Remote Data Engineer - Python
Overview of the Position
The Service Research team is tasked with finding new ways we can use advanced analytics to help Marketing and Operations run the business and meet organizational goals. This is accomplished by engaging with our business partners to develop solutions to direct and/or generate contact, optimize customer interactions and expenses, tie service methods to policy actions and claim level events, as well as predict future behaviors.
The Senior Data Engineer on this team is responsible for ingestion, extraction, cleaning, integrity testing, integration, and mapping of data across multiple data assets within The Hartford. The data engineer will work with Data Scientists, business partners, enterprise data and technology teams to understand, build, and troubleshoot issues with data pipelines for downstream analytics use cases.

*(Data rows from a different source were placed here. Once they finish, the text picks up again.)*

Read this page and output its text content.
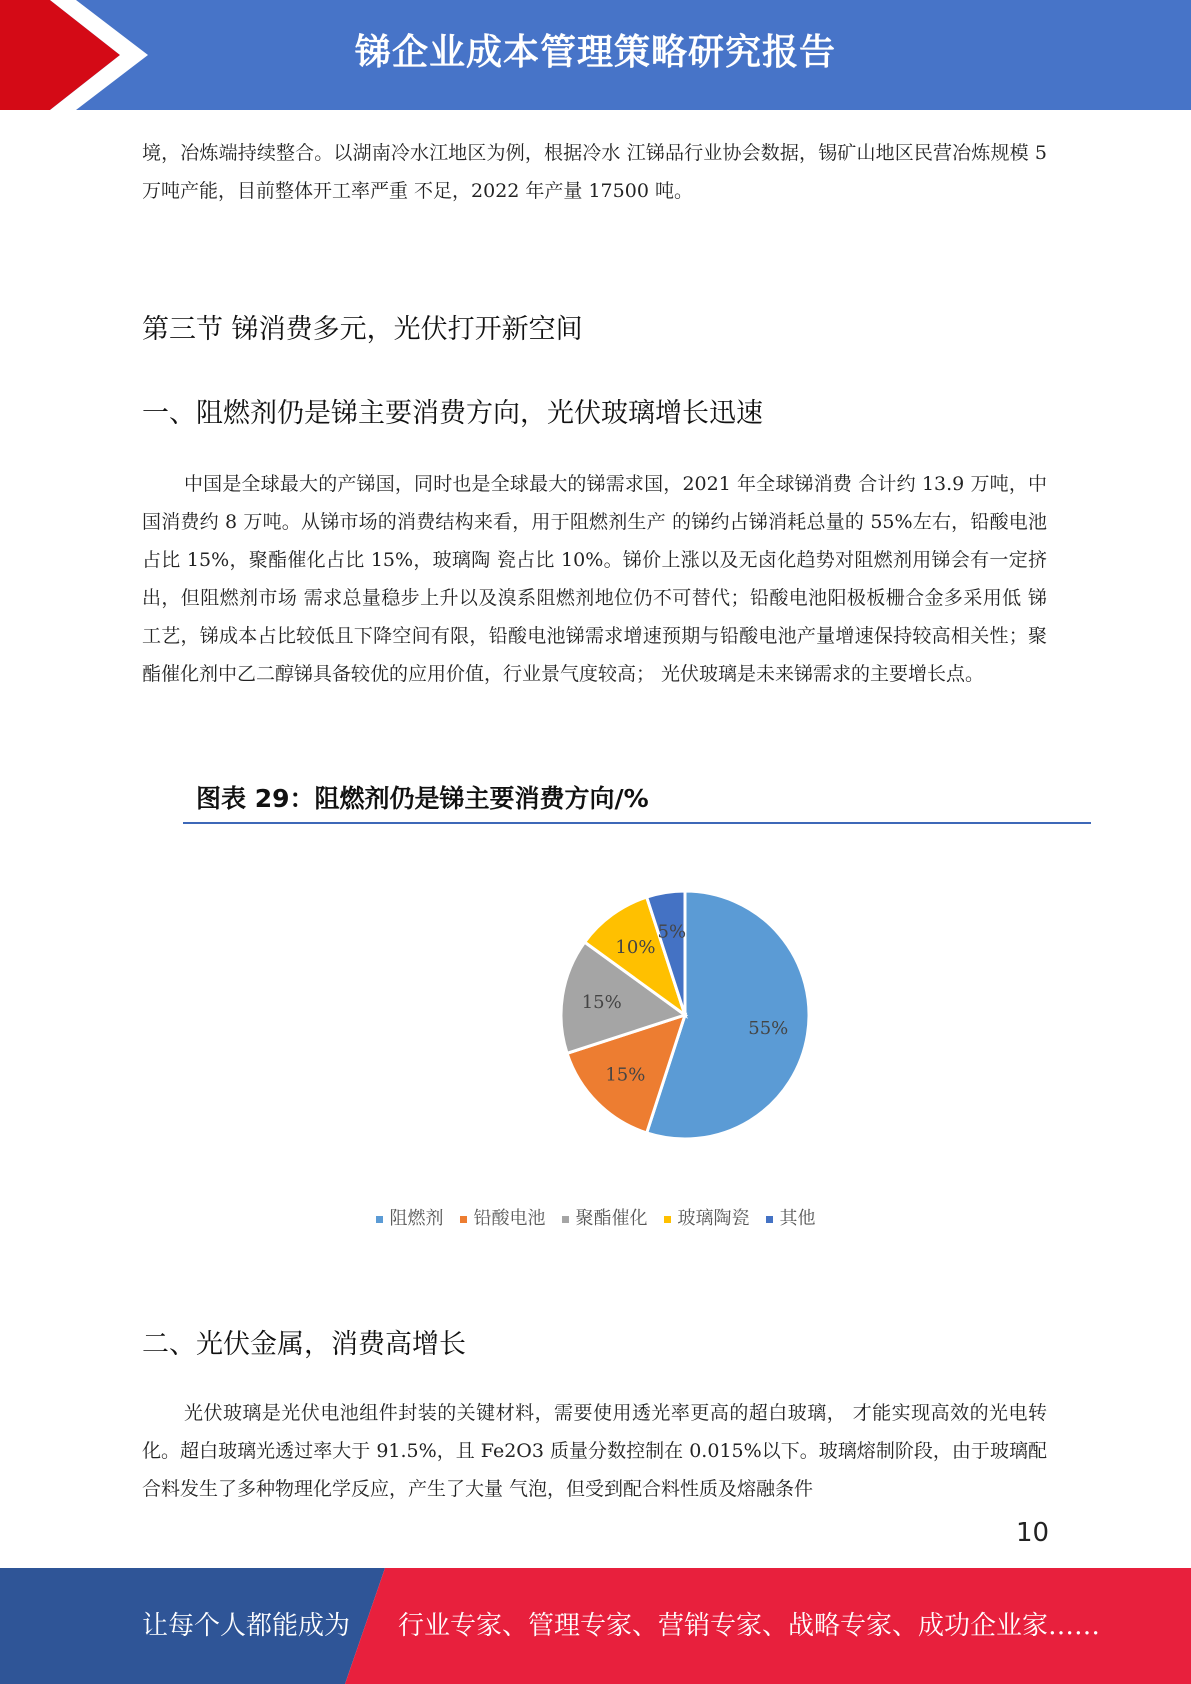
锑企业成本管理策略研究报告

境，冶炼端持续整合。以湖南冷水江地区为例，根据冷水 江锑品行业协会数据，锡矿山地区民营冶炼规模 5 万吨产能，目前整体开工率严重 不足，2022 年产量 17500 吨。

第三节 锑消费多元，光伏打开新空间
一、阻燃剂仍是锑主要消费方向，光伏玻璃增长迅速

中国是全球最大的产锑国，同时也是全球最大的锑需求国，2021 年全球锑消费 合计约 13.9 万吨，中国消费约 8 万吨。从锑市场的消费结构来看，用于阻燃剂生产 的锑约占锑消耗总量的 55%左右，铅酸电池占比 15%，聚酯催化占比 15%，玻璃陶 瓷占比 10%。锑价上涨以及无卤化趋势对阻燃剂用锑会有一定挤出，但阻燃剂市场 需求总量稳步上升以及溴系阻燃剂地位仍不可替代；铅酸电池阳极板栅合金多采用低 锑工艺，锑成本占比较低且下降空间有限，铅酸电池锑需求增速预期与铅酸电池产量增速保持较高相关性；聚酯催化剂中乙二醇锑具备较优的应用价值，行业景气度较高； 光伏玻璃是未来锑需求的主要增长点。

图表 29：阻燃剂仍是锑主要消费方向/%
55%
15%
15%
10%
5%
阻燃剂 铅酸电池 聚酯催化 玻璃陶瓷 其他
二、光伏金属，消费高增长

光伏玻璃是光伏电池组件封装的关键材料，需要使用透光率更高的超白玻璃， 才能实现高效的光电转化。超白玻璃光透过率大于 91.5%，且 Fe2O3 质量分数控制在 0.015%以下。玻璃熔制阶段，由于玻璃配合料发生了多种物理化学反应，产生了大量 气泡，但受到配合料性质及熔融条件

10
让每个人都能成为 行业专家、管理专家、营销专家、战略专家、成功企业家……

SQL expertise is a must for data extraction from data warehouses, data marts, and operational databases. Familiarly with systems like Hadoop, and Linux and scripting languages like Python is preferred. The engineer should have a deep understanding of query optimization to link data across tables and policy, claims and accounting systems.
- Understand sources of data within The Hartford, and work with SME's to describe and understand data lineage and suitability for a use case.

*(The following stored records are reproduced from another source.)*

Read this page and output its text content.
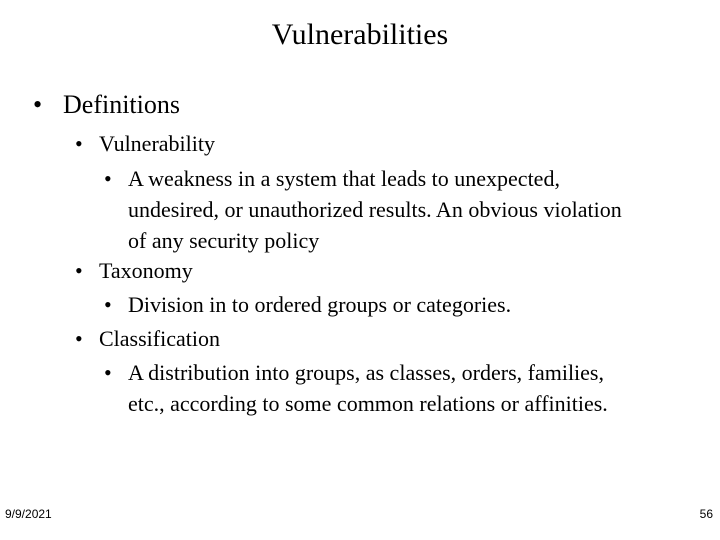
Vulnerabilities
• Definitions
• Vulnerability
• A weakness in a system that leads to unexpected,
undesired, or unauthorized results. An obvious violation
of any security policy
• Taxonomy
• Division in to ordered groups or categories.
• Classification
• A distribution into groups, as classes, orders, families,
etc., according to some common relations or affinities.
9/9/2021	56
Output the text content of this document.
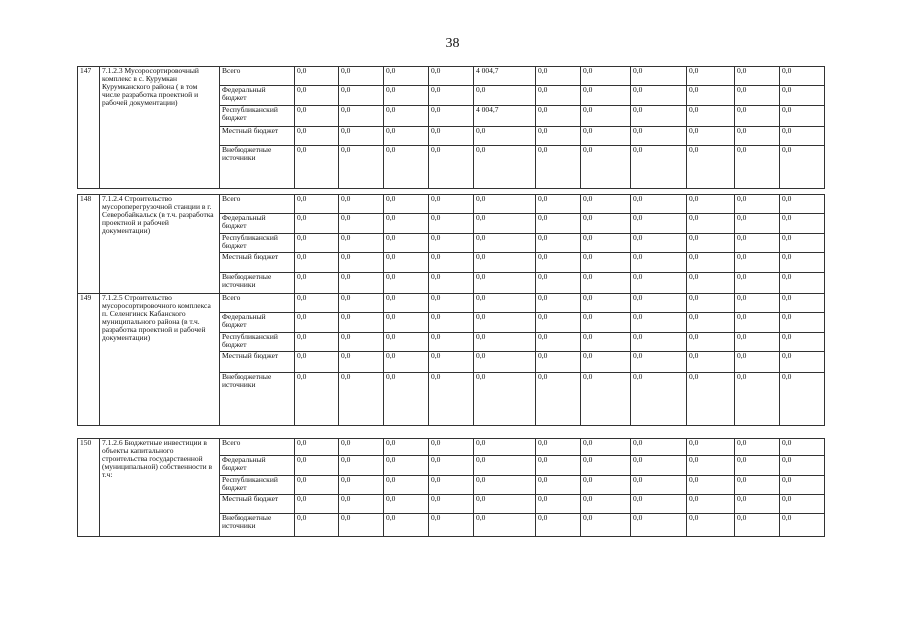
38
147	7.1.2.3 Мусоросортировочный комплекс в с. Курумкан Курумканского района ( в том числе разработка проектной и рабочей документации)	Всего	0,0	0,0	0,0	0,0	4 004,7	0,0	0,0	0,0	0,0	0,0	0,0
		Федеральный бюджет	0,0	0,0	0,0	0,0	0,0	0,0	0,0	0,0	0,0	0,0	0,0
		Республиканский бюджет	0,0	0,0	0,0	0,0	4 004,7	0,0	0,0	0,0	0,0	0,0	0,0
		Местный бюджет	0,0	0,0	0,0	0,0	0,0	0,0	0,0	0,0	0,0	0,0	0,0
		Внебюджетные источники	0,0	0,0	0,0	0,0	0,0	0,0	0,0	0,0	0,0	0,0	0,0

148	7.1.2.4 Строительство мусороперегрузочной станции в г. Северобайкальск (в т.ч. разработка проектной и рабочей документации)	Всего	0,0	0,0	0,0	0,0	0,0	0,0	0,0	0,0	0,0	0,0	0,0
		Федеральный бюджет	0,0	0,0	0,0	0,0	0,0	0,0	0,0	0,0	0,0	0,0	0,0
		Республиканский бюджет	0,0	0,0	0,0	0,0	0,0	0,0	0,0	0,0	0,0	0,0	0,0
		Местный бюджет	0,0	0,0	0,0	0,0	0,0	0,0	0,0	0,0	0,0	0,0	0,0
		Внебюджетные источники	0,0	0,0	0,0	0,0	0,0	0,0	0,0	0,0	0,0	0,0	0,0
149	7.1.2.5 Строительство мусоросортировочного комплекса п. Селенгинск Кабанского муниципального района (в т.ч. разработка проектной и рабочей документации)	Всего	0,0	0,0	0,0	0,0	0,0	0,0	0,0	0,0	0,0	0,0	0,0
		Федеральный бюджет	0,0	0,0	0,0	0,0	0,0	0,0	0,0	0,0	0,0	0,0	0,0
		Республиканский бюджет	0,0	0,0	0,0	0,0	0,0	0,0	0,0	0,0	0,0	0,0	0,0
		Местный бюджет	0,0	0,0	0,0	0,0	0,0	0,0	0,0	0,0	0,0	0,0	0,0
		Внебюджетные источники	0,0	0,0	0,0	0,0	0,0	0,0	0,0	0,0	0,0	0,0	0,0

150	7.1.2.6 Бюджетные инвестиции в объекты капитального строительства государственной (муниципальной) собственности в т.ч:	Всего	0,0	0,0	0,0	0,0	0,0	0,0	0,0	0,0	0,0	0,0	0,0
		Федеральный бюджет	0,0	0,0	0,0	0,0	0,0	0,0	0,0	0,0	0,0	0,0	0,0
		Республиканский бюджет	0,0	0,0	0,0	0,0	0,0	0,0	0,0	0,0	0,0	0,0	0,0
		Местный бюджет	0,0	0,0	0,0	0,0	0,0	0,0	0,0	0,0	0,0	0,0	0,0
		Внебюджетные источники	0,0	0,0	0,0	0,0	0,0	0,0	0,0	0,0	0,0	0,0	0,0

- Understand data classification, and adhere to the information protection and privacy restrictions on data.
- Create summary statistics/reports from data warehouses, marts, and operational data stores.

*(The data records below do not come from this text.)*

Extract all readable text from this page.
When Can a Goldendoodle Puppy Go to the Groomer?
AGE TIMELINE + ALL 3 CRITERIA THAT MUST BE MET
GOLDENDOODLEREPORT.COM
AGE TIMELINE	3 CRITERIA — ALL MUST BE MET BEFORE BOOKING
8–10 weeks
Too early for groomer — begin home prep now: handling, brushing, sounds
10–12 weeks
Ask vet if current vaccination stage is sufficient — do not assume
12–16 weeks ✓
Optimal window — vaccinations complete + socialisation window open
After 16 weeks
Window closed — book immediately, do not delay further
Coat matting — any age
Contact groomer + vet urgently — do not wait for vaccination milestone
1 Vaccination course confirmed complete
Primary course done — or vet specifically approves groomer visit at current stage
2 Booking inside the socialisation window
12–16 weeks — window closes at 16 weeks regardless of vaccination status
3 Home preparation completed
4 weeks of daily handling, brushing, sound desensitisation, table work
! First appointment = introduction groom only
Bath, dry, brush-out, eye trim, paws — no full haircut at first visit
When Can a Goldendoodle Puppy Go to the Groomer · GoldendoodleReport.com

- Extract data from source systems, and data warehouses, and deliver in a pre-defined format using standard database query and parsing tools.
- Work with The Hartford information protection group to get approvals and adhere to the processes for data privacy and loss prevention.
- Understand ways to link or compare information already in our systems with new information.
- Perform preliminary exploratory analysis to evaluate nulls, duplicates and other issues with data sources (internal or external).
- Work with data scientists to understand the requirements and propose and identify data sources and alternatives.
- Produce code artifacts and documentation for reproducibility, preferably utilizing Github, and hand-off to other data science teams.
- Propose ways to improve and standardize processes to enable new data and capability assessment and to enable pivoting to new projects.
- Maintain a Hadoop environment for the Service Research.